For the second time in a week, my phone buzzed with a New York Times alert, notifying me that another celebrity had died by suicide. My heart sank. I tuned into the Crisis Text Line Slack channel to see how many people were waiting for a counselor’s help. Volunteer crisis counselors were pouring in, but the queue kept growing.

Celebrity suicides trigger people who are already on edge to wonder whether or not they too should seek death. Since the Werther effect study, in 1974, countless studies have conclusively and repeatedly shown that how the news media reports on suicide matters. The World Health Organization has a detailed set of recommendations for journalists and news media organizations on how to responsibly report on suicide so as to not trigger copycats. Yet in the past few years, few news organizations have bothered to abide by them, even as recent data shows that the reporting on Robin Williams’ death triggered an additional 10 percent increase in suicide and a 32 percent increase in people copying his method of death. The recommendations aren’t hard to follow — they focus on how to convey important information without adding to the problem.

Crisis counselors at the Crisis Text Line are on the front lines. As a board member, I’m in awe of their commitment and their willingness to help those who desperately need support and can’t find it anywhere else. But it pains me to watch as elite media amplifiers make counselors’ lives more difficult under the guise of reporting the news or entertaining the public.

Through data, we can see the pain triggered by 13 Reasons Why and the New York Times. We see how salacious reporting on method prompts people to consider that pathway of self-injury. Our volunteer counselors are desperately trying to keep people alive and get them help, while for-profit companies reap in dollars and clicks. If we’re lucky, the outlets triggering unstable people write off their guilt by providing a link to our services, with no consideration of how much pain they’ve caused or the costs we must endure.

I want to believe in journalism. I want to believe in the idealized mandate of the fourth estate. I want to trust that editors and journalists are doing their best to responsibly inform the public and help create a more perfect union. But my faith is waning.

Many Americans — especially conservative Americans — do not trust contemporary news organizations.
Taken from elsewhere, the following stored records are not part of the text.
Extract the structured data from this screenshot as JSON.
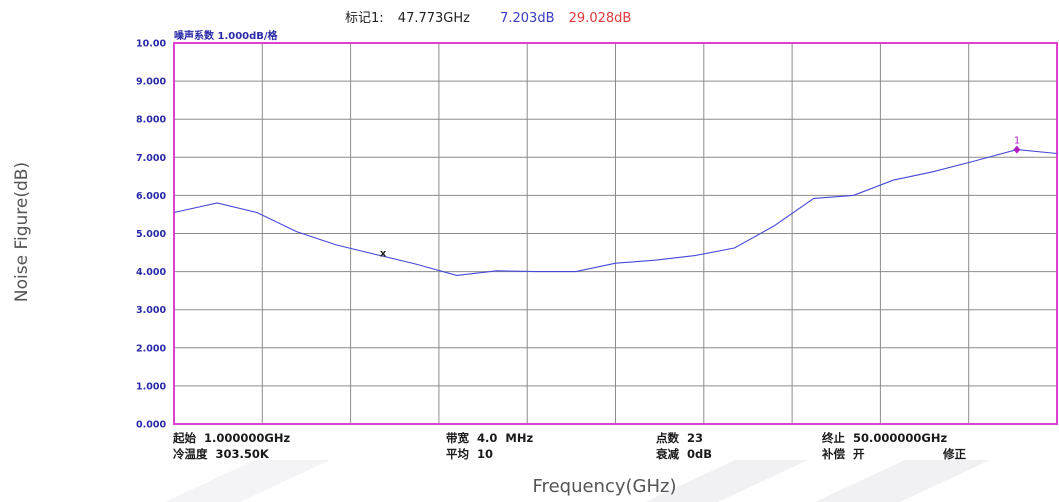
{
  "marker_readout": {
    "label": "标记1:",
    "frequency": "47.773GHz",
    "noise_figure": "7.203dB",
    "gain": "29.028dB"
  },
  "scale_label": "噪声系数   1.000dB/格",
  "axis_titles": {
    "y": "Noise Figure(dB)",
    "x": "Frequency(GHz)"
  },
  "status": {
    "start_label": "起始",
    "start_value": "1.000000GHz",
    "cold_temp_label": "冷温度",
    "cold_temp_value": "303.50K",
    "bandwidth_label": "带宽",
    "bandwidth_value": "4.0  MHz",
    "average_label": "平均",
    "average_value": "10",
    "points_label": "点数",
    "points_value": "23",
    "atten_label": "衰减",
    "atten_value": "0dB",
    "stop_label": "终止",
    "stop_value": "50.000000GHz",
    "comp_label": "补偿",
    "comp_value": "开",
    "correction_label": "修正"
  },
  "colors": {
    "frame": "#e040d0",
    "grid": "#8c8c8c",
    "trace": "#4848d8",
    "tick_text": "#2a2aa8",
    "marker": "#b020c0",
    "gain_text": "#e03a3a",
    "nf_text": "#3b3bc4"
  },
  "chart_data": {
    "type": "line",
    "title": "",
    "xlabel": "Frequency(GHz)",
    "ylabel": "Noise Figure(dB)",
    "xlim": [
      1,
      50
    ],
    "ylim": [
      0,
      10
    ],
    "yticks": [
      "0.000",
      "1.000",
      "2.000",
      "3.000",
      "4.000",
      "5.000",
      "6.000",
      "7.000",
      "8.000",
      "9.000",
      "10.00"
    ],
    "grid": true,
    "series": [
      {
        "x": [
          1,
          3.4,
          5.6,
          7.8,
          10,
          12.2,
          14.4,
          16.7,
          18.9,
          21.1,
          23.3,
          25.5,
          27.7,
          29.9,
          32.1,
          34.3,
          36.5,
          38.7,
          40.9,
          43.1,
          45.4,
          47.773,
          50
        ],
        "values": [
          5.55,
          5.8,
          5.55,
          5.05,
          4.7,
          4.45,
          4.2,
          3.9,
          4.02,
          4.0,
          4.0,
          4.22,
          4.3,
          4.42,
          4.62,
          5.2,
          5.92,
          6.0,
          6.4,
          6.62,
          6.9,
          7.203,
          7.1
        ]
      }
    ],
    "marker": {
      "label": "1",
      "x": 47.773,
      "y": 7.203
    },
    "reference_marker": {
      "label": "x",
      "x": 12.2,
      "y": 4.5
    }
  }
}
This “crisis” is well-trod territory, but the focus on fact-checking, media literacy, and business models tends to obscure three features of the contemporary information landscape that I think are poorly understood:

• Differences in worldview are being weaponized to polarize society.
• We cannot trust organizations, institutions, or professions when they’re abstracted away from us.
• Economic structures built on value extraction cannot enable healthy information ecosystems.

Let me begin by apologizing for the heady article, but the issues that we’re grappling with are too heady for a hot take. Please read this to challenge me, debate me, offer data to show that I’m wrong. I think we’ve got an ugly fight in front of us, and I think we need to get more sophisticated about our thinking, especially in a world where foreign policy is being boiled down to 140 characters.
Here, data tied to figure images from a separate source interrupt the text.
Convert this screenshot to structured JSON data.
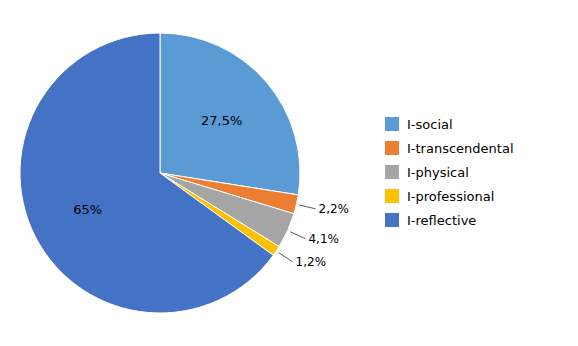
{
  "chart_data": {
    "type": "pie",
    "categories": [
      "I-social",
      "I-transcendental",
      "I-physical",
      "I-professional",
      "I-reflective"
    ],
    "values": [
      27.5,
      2.2,
      4.1,
      1.2,
      65.0
    ],
    "value_labels": [
      "27,5%",
      "2,2%",
      "4,1%",
      "1,2%",
      "65%"
    ],
    "colors": [
      "#5B9BD5",
      "#ED7D31",
      "#A5A5A5",
      "#FFC000",
      "#4472C4"
    ],
    "data_labels": true,
    "legend": "right"
  }
}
1. Your Worldview Is Being Weaponized

I was a teenager when I showed up at a church wearing jeans and a T-shirt to see my friend perform in her choir. The pastor told me that I was not welcome because this was a house of God, and we must dress in a manner that honors Him. Not good at following rules, I responded flatly, “God made me naked. Should I strip now?” Needless to say, I did not get to see my friend sing.

Faith is an anchor for many people in the United States, but the norms that surround religious institutions are man-made, designed to help people make sense of the world in which we operate. Many religions encourage interrogation and questioning, but only within a well-established framework. Children learn those boundaries, just as they learn what is acceptable in secular society. They learn that talking about race is taboo and that questioning the existence of God may leave them ostracized.

Like many teenagers before and after me, I was obsessed with taboos and forbidden knowledge. I sought out the music Tipper Gore hated, read the books my school banned, and tried to get answers to any question that made adults gasp. Anonymously, I spent late nights engaged in conversations on Usenet, determined to push boundaries and make sense of adult hypocrisy.

Following a template learned in Model UN, I took on strong positions in order to debate and learn. Having already lost faith in the religious leaders in my community, I saw no reason to respect the dogma of any institution. And because I made a hobby out of proving teachers wrong, I had little patience for the so-called experts in my hometown. I was intellectually ravenous, but utterly impatient with, if not outright cruel to the adults around me. I rebelled against hierarchy and was determined to carve my own path at any cost.

I have an amazing amount of empathy for those who do not trust the institutions that elders have told them they must respect. Rage against the machine. We don’t need no education, no thought control. I’m also fully aware that you don’t garner trust in institutions through coercion or rational discussion. Instead, trust often emerges from extreme situations.